Tech’s real role in student debt

Hillary Clinton’s campaign advisers sought to explain the student debt deferment portion of her tech agenda on a call with reporters today, after the item generated criticism that the plan would provide financial benefit to wealthy members of the tech sector.

Clinton announced her technology agenda yesterday in front of a gathering of entrepreneurs and startup founders. Almost immediately, the proposal began to generate criticism.

The controversial portion of Clinton’s proposal isn’t the section on encryption, net neutrality or any of the other divisive policy issues that plague the tech industry. Instead, it’s the section on student debt that’s drawn the strongest critique. During a conference call with reporters this morning, Clinton staffers attempted to clarify the tech agenda and quell concerns about the campaign offering a benefit to already-wealthy tech founders.

The presumptive Democratic nominee for president plans to allow young entrepreneurs to defer their federal student loans for three years while they get their businesses up and running. Individuals who qualify won’t have to pay interest or principal on their loans during the deferment period, and Clinton says she is considering extending the benefit to the first 15-20 employees of new companies, as well.

The agenda will also give young founders who are working in “distressed communities” or providing “measurable social impact and benefit” the chance to have up to $17,500 of their student loan debt forgiven after running their business for five years. During a conference call with reporters this morning, Clinton staffers clarified that the student debt portion of the agenda would be a part of Clinton’s plan for her first 100 days in office.

The backlash was instant.

Student debt is a delicate subject in the Democratic primary. Clinton has clashed with her nomination opponent Bernie Sanders over his plan to make higher education tuition- and debt-free, criticizing his plan as financially unviable and proposing tuition based on family income as an alternative.

But the reaction to Clinton’s proposal has more to do with societal disgust for startup culture than the intricacies of higher education funding. The sexism, racism and unaccountability of Silicon Valley are exhausting, and people are understandably unhappy to hear about startup founders getting yet another leg up on the average person.

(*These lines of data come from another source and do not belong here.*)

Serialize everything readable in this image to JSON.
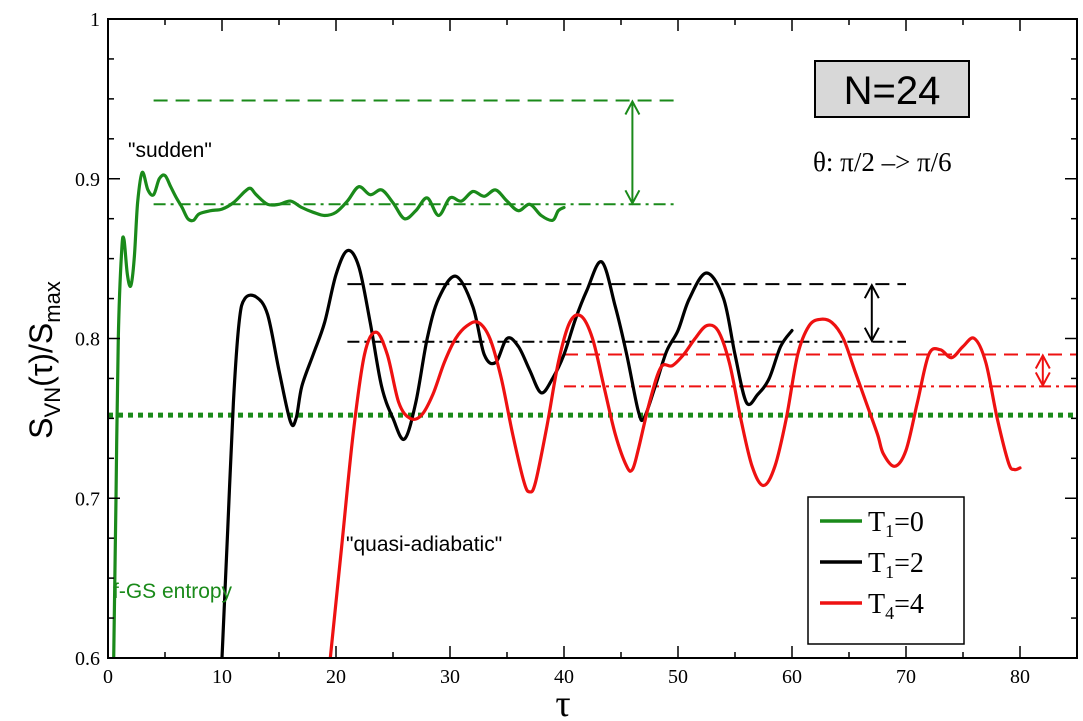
{
  "chart_data": {
    "type": "line",
    "xlabel": "τ",
    "ylabel_main": "S",
    "ylabel_sub1": "VN",
    "ylabel_mid": "(τ)/S",
    "ylabel_sub2": "max",
    "xlim": [
      0,
      85
    ],
    "ylim": [
      0.6,
      1.0
    ],
    "xticks": [
      0,
      10,
      20,
      30,
      40,
      50,
      60,
      70,
      80
    ],
    "yticks": [
      0.6,
      0.7,
      0.8,
      0.9,
      1.0
    ],
    "ytick_labels": [
      "0.6",
      "0.7",
      "0.8",
      "0.9",
      "1"
    ],
    "colors": {
      "green": "#1a8a1a",
      "black": "#000000",
      "red": "#ee1111"
    },
    "series": [
      {
        "legend_label": "T",
        "legend_sub": "1",
        "legend_suffix": "=0",
        "color": "#1a8a1a",
        "points": [
          [
            0.5,
            0.6
          ],
          [
            0.7,
            0.7
          ],
          [
            0.9,
            0.8
          ],
          [
            1.2,
            0.855
          ],
          [
            1.4,
            0.862
          ],
          [
            1.7,
            0.84
          ],
          [
            2.0,
            0.833
          ],
          [
            2.3,
            0.85
          ],
          [
            2.6,
            0.885
          ],
          [
            3.0,
            0.904
          ],
          [
            3.5,
            0.893
          ],
          [
            4.0,
            0.89
          ],
          [
            4.5,
            0.9
          ],
          [
            5.0,
            0.902
          ],
          [
            5.5,
            0.895
          ],
          [
            6.0,
            0.888
          ],
          [
            6.5,
            0.882
          ],
          [
            7.0,
            0.875
          ],
          [
            7.5,
            0.874
          ],
          [
            8.0,
            0.878
          ],
          [
            9.0,
            0.88
          ],
          [
            10.0,
            0.881
          ],
          [
            11.0,
            0.885
          ],
          [
            12.0,
            0.892
          ],
          [
            12.5,
            0.894
          ],
          [
            13.0,
            0.89
          ],
          [
            14.0,
            0.884
          ],
          [
            15.0,
            0.884
          ],
          [
            16.0,
            0.886
          ],
          [
            17.0,
            0.882
          ],
          [
            18.0,
            0.879
          ],
          [
            19.0,
            0.877
          ],
          [
            20.0,
            0.879
          ],
          [
            21.0,
            0.886
          ],
          [
            22.0,
            0.895
          ],
          [
            23.0,
            0.89
          ],
          [
            24.0,
            0.893
          ],
          [
            25.0,
            0.885
          ],
          [
            26.0,
            0.875
          ],
          [
            27.0,
            0.88
          ],
          [
            28.0,
            0.888
          ],
          [
            29.0,
            0.877
          ],
          [
            30.0,
            0.888
          ],
          [
            31.0,
            0.886
          ],
          [
            32.0,
            0.892
          ],
          [
            33.0,
            0.889
          ],
          [
            34.0,
            0.893
          ],
          [
            35.0,
            0.886
          ],
          [
            36.0,
            0.88
          ],
          [
            37.0,
            0.884
          ],
          [
            38.0,
            0.877
          ],
          [
            39.0,
            0.874
          ],
          [
            39.5,
            0.88
          ],
          [
            40.0,
            0.882
          ]
        ]
      },
      {
        "legend_label": "T",
        "legend_sub": "1",
        "legend_suffix": "=2",
        "color": "#000000",
        "points": [
          [
            10.0,
            0.6
          ],
          [
            10.5,
            0.68
          ],
          [
            11.0,
            0.76
          ],
          [
            11.5,
            0.81
          ],
          [
            12.0,
            0.825
          ],
          [
            13.0,
            0.826
          ],
          [
            14.0,
            0.815
          ],
          [
            15.0,
            0.78
          ],
          [
            16.0,
            0.748
          ],
          [
            16.5,
            0.75
          ],
          [
            17.0,
            0.77
          ],
          [
            18.0,
            0.79
          ],
          [
            19.0,
            0.81
          ],
          [
            20.0,
            0.84
          ],
          [
            21.0,
            0.855
          ],
          [
            22.0,
            0.845
          ],
          [
            23.0,
            0.81
          ],
          [
            24.0,
            0.77
          ],
          [
            25.0,
            0.75
          ],
          [
            26.0,
            0.737
          ],
          [
            27.0,
            0.76
          ],
          [
            28.0,
            0.8
          ],
          [
            29.0,
            0.825
          ],
          [
            30.5,
            0.839
          ],
          [
            32.0,
            0.82
          ],
          [
            33.0,
            0.79
          ],
          [
            34.0,
            0.785
          ],
          [
            35.0,
            0.8
          ],
          [
            36.0,
            0.795
          ],
          [
            37.0,
            0.78
          ],
          [
            38.0,
            0.766
          ],
          [
            39.0,
            0.775
          ],
          [
            40.0,
            0.79
          ],
          [
            41.0,
            0.812
          ],
          [
            42.0,
            0.83
          ],
          [
            43.3,
            0.848
          ],
          [
            44.5,
            0.82
          ],
          [
            45.5,
            0.79
          ],
          [
            46.5,
            0.755
          ],
          [
            47.0,
            0.75
          ],
          [
            48.0,
            0.77
          ],
          [
            49.0,
            0.792
          ],
          [
            50.0,
            0.805
          ],
          [
            51.0,
            0.825
          ],
          [
            52.5,
            0.841
          ],
          [
            54.0,
            0.825
          ],
          [
            55.0,
            0.79
          ],
          [
            56.0,
            0.76
          ],
          [
            57.0,
            0.765
          ],
          [
            58.0,
            0.775
          ],
          [
            59.0,
            0.795
          ],
          [
            60.0,
            0.805
          ]
        ]
      },
      {
        "legend_label": "T",
        "legend_sub": "4",
        "legend_suffix": "=4",
        "color": "#ee1111",
        "points": [
          [
            19.5,
            0.6
          ],
          [
            20.5,
            0.67
          ],
          [
            21.5,
            0.74
          ],
          [
            22.5,
            0.79
          ],
          [
            23.5,
            0.804
          ],
          [
            24.5,
            0.79
          ],
          [
            25.5,
            0.76
          ],
          [
            26.5,
            0.75
          ],
          [
            27.5,
            0.752
          ],
          [
            28.5,
            0.765
          ],
          [
            29.5,
            0.785
          ],
          [
            30.5,
            0.8
          ],
          [
            31.5,
            0.808
          ],
          [
            32.5,
            0.81
          ],
          [
            33.5,
            0.8
          ],
          [
            34.5,
            0.775
          ],
          [
            35.5,
            0.74
          ],
          [
            36.5,
            0.71
          ],
          [
            37.0,
            0.704
          ],
          [
            37.5,
            0.71
          ],
          [
            38.5,
            0.745
          ],
          [
            39.5,
            0.785
          ],
          [
            40.5,
            0.81
          ],
          [
            41.5,
            0.814
          ],
          [
            42.5,
            0.8
          ],
          [
            43.5,
            0.77
          ],
          [
            44.5,
            0.74
          ],
          [
            45.5,
            0.72
          ],
          [
            46.0,
            0.718
          ],
          [
            46.5,
            0.73
          ],
          [
            47.5,
            0.76
          ],
          [
            48.5,
            0.782
          ],
          [
            49.5,
            0.783
          ],
          [
            50.5,
            0.79
          ],
          [
            51.5,
            0.8
          ],
          [
            52.5,
            0.808
          ],
          [
            53.5,
            0.805
          ],
          [
            54.5,
            0.785
          ],
          [
            55.5,
            0.75
          ],
          [
            56.5,
            0.72
          ],
          [
            57.5,
            0.708
          ],
          [
            58.5,
            0.72
          ],
          [
            59.5,
            0.75
          ],
          [
            60.5,
            0.79
          ],
          [
            61.5,
            0.808
          ],
          [
            62.5,
            0.812
          ],
          [
            63.5,
            0.81
          ],
          [
            64.5,
            0.8
          ],
          [
            65.5,
            0.78
          ],
          [
            66.5,
            0.76
          ],
          [
            67.5,
            0.74
          ],
          [
            68.0,
            0.728
          ],
          [
            69.0,
            0.72
          ],
          [
            70.0,
            0.73
          ],
          [
            71.0,
            0.76
          ],
          [
            72.0,
            0.79
          ],
          [
            73.0,
            0.793
          ],
          [
            74.0,
            0.788
          ],
          [
            75.0,
            0.795
          ],
          [
            76.0,
            0.8
          ],
          [
            77.0,
            0.785
          ],
          [
            78.0,
            0.75
          ],
          [
            79.0,
            0.722
          ],
          [
            79.5,
            0.718
          ],
          [
            80.0,
            0.719
          ]
        ]
      }
    ],
    "reference_lines": [
      {
        "style": "dashed",
        "color": "#1a8a1a",
        "x": [
          4,
          50
        ],
        "y": 0.949
      },
      {
        "style": "dashdot",
        "color": "#1a8a1a",
        "x": [
          4,
          50
        ],
        "y": 0.884
      },
      {
        "style": "dashed",
        "color": "#000000",
        "x": [
          21,
          70
        ],
        "y": 0.834
      },
      {
        "style": "dashdot",
        "color": "#000000",
        "x": [
          21,
          70
        ],
        "y": 0.798
      },
      {
        "style": "dashed",
        "color": "#ee1111",
        "x": [
          40,
          85
        ],
        "y": 0.79
      },
      {
        "style": "dashdot",
        "color": "#ee1111",
        "x": [
          40,
          85
        ],
        "y": 0.77
      },
      {
        "style": "dotted",
        "color": "#1a8a1a",
        "x": [
          0,
          85
        ],
        "y": 0.752
      }
    ],
    "arrows": [
      {
        "color": "#1a8a1a",
        "x": 46,
        "y": [
          0.949,
          0.884
        ]
      },
      {
        "color": "#000000",
        "x": 67,
        "y": [
          0.834,
          0.798
        ]
      },
      {
        "color": "#ee1111",
        "x": 82,
        "y": [
          0.79,
          0.77
        ]
      }
    ],
    "annotations": {
      "n_box": "N=24",
      "theta": "θ: π/2 –> π/6",
      "sudden": "\"sudden\"",
      "quasi": "\"quasi-adiabatic\"",
      "fgs": "f-GS entropy"
    },
    "legend_position": "bottom-right"
  }
}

Because Clinton’s announcement was packaged with her technology agenda, the debt deferment and forgiveness portion was perceived as a benefit for members of a vastly privileged and wealthy industry: tech founders who don’t need any more financial incentives than they already have.

Clinton staffers clarified today that debt deferment would be made available to entrepreneurs across sectors of business, regardless of whether those founders would refer to their company as a “startup.”

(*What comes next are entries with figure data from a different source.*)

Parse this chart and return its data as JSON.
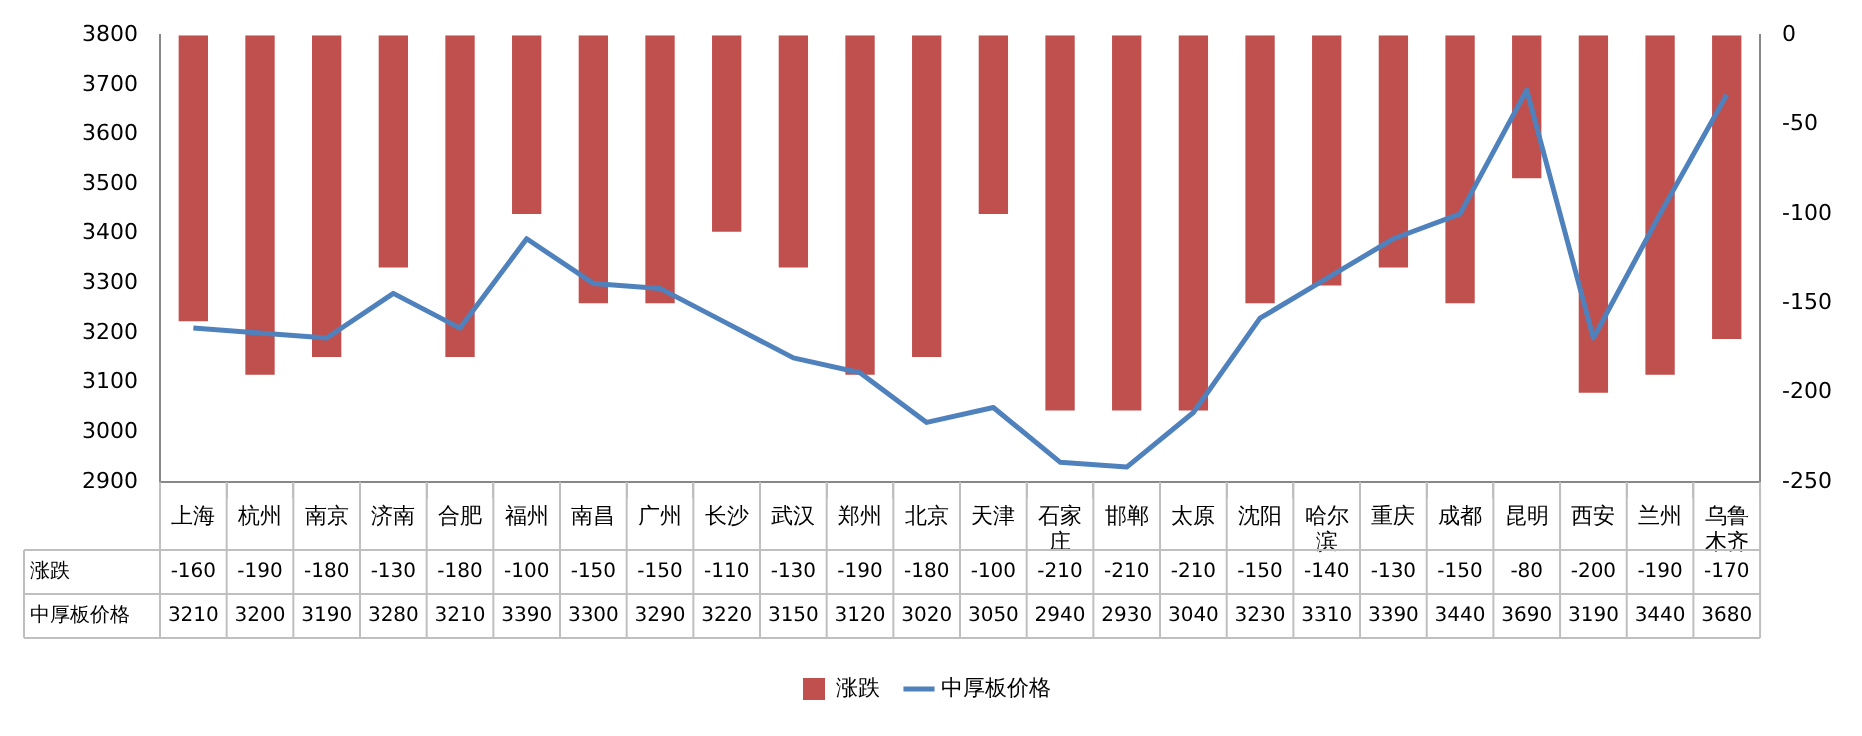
{
  "chart_data": {
    "type": "bar",
    "categories": [
      "上海",
      "杭州",
      "南京",
      "济南",
      "合肥",
      "福州",
      "南昌",
      "广州",
      "长沙",
      "武汉",
      "郑州",
      "北京",
      "天津",
      "石家庄",
      "邯郸",
      "太原",
      "沈阳",
      "哈尔滨",
      "重庆",
      "成都",
      "昆明",
      "西安",
      "兰州",
      "乌鲁木齐"
    ],
    "series": [
      {
        "name": "涨跌",
        "axis": "y2",
        "color": "#c0504d",
        "values": [
          -160,
          -190,
          -180,
          -130,
          -180,
          -100,
          -150,
          -150,
          -110,
          -130,
          -190,
          -180,
          -100,
          -210,
          -210,
          -210,
          -150,
          -140,
          -130,
          -150,
          -80,
          -200,
          -190,
          -170
        ]
      },
      {
        "name": "中厚板价格",
        "type": "line",
        "axis": "y",
        "color": "#4f81bd",
        "values": [
          3210,
          3200,
          3190,
          3280,
          3210,
          3390,
          3300,
          3290,
          3220,
          3150,
          3120,
          3020,
          3050,
          2940,
          2930,
          3040,
          3230,
          3310,
          3390,
          3440,
          3690,
          3190,
          3440,
          3680
        ]
      }
    ],
    "ylim": [
      2900,
      3800
    ],
    "yticks": [
      2900,
      3000,
      3100,
      3200,
      3300,
      3400,
      3500,
      3600,
      3700,
      3800
    ],
    "y2lim": [
      -250,
      0
    ],
    "y2ticks": [
      -250,
      -200,
      -150,
      -100,
      -50,
      0
    ],
    "legend": "bottom",
    "data_labels": true,
    "marker": "none"
  }
}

“The idea of the entrepreneur is somebody who starts a new venture under state law,” Clinton’s domestic policy adviser Sara Solow said. The entrepreneur could be starting her own farm or bookstore — and yes, even her own app.

The policy is intended to foster business growth and is based on polling that shows young people want to start businesses but are afraid to take the risk because of their student debt, Solow explained. “The rates of entrepreneurship are down, even though when you ask people, 50 percent of them say they want to start their own business,” she said.

Sarah Audelo, the campaign’s millennial vote director, said that Clinton isn’t trying to award a benefit to entrepreneurs that isn’t already available to students who enter the workforce. Audelo pointed to the Public Service Loan Forgiveness Program, which grants debt forgiveness to former students who take jobs at nonprofits and in government and make 120 on-time loan payments, as an example.

Solow also said that Clinton didn’t envision an age cutoff for participation in the debt deferment and forgiveness program, so that entrepreneurs who are 10 or even 20 years out of school could still participate.

It’s certainly painful to imagine the founders of the next Yo playing ping-pong in a trendy startup office and coasting on loan deferment while their less fortunate peers work minimum-wage jobs and scramble to make their loan payments. But it’s also worth remembering that studies have found black women are the fastest-growing group of entrepreneurs in the United States, and that this plan — if Clinton clinches the Democratic nomination, and then the general election — could benefit them, too.

Criticizing Clinton’s plan because it could enable “tech bros” comes from valid anger about the industry’s culture. But since the campaign plans to provide deferment to entrepreneurs outside of tech, that critique seems a bit hollow.

Yet, questions remain about Clinton’s broader plans to reform student debt. Trying to counteract student debt after graduation through deferment or forgiveness is a modest proposal, but the cycle of ever-rising tuition (and the federal dollars driving that increase) needs to end.

Clinton’s answer so far has been to invest $350 billion over the next decade into lowering the cost of education at state and community colleges. The plan relies on student and family contributions as well as Pell Grants to fund tuition, but it’s not yet clear how family contributions will be calculated. It’s also unclear where the $350 billion will come from — the Clinton campaign says it will be generated by “limiting certain tax expenditures for high-income taxpayers,” but hasn’t specified the particular tax expenditures or taxpayers to be targeted.

Perhaps that’s where some of tech’s high-income taxpayers can help.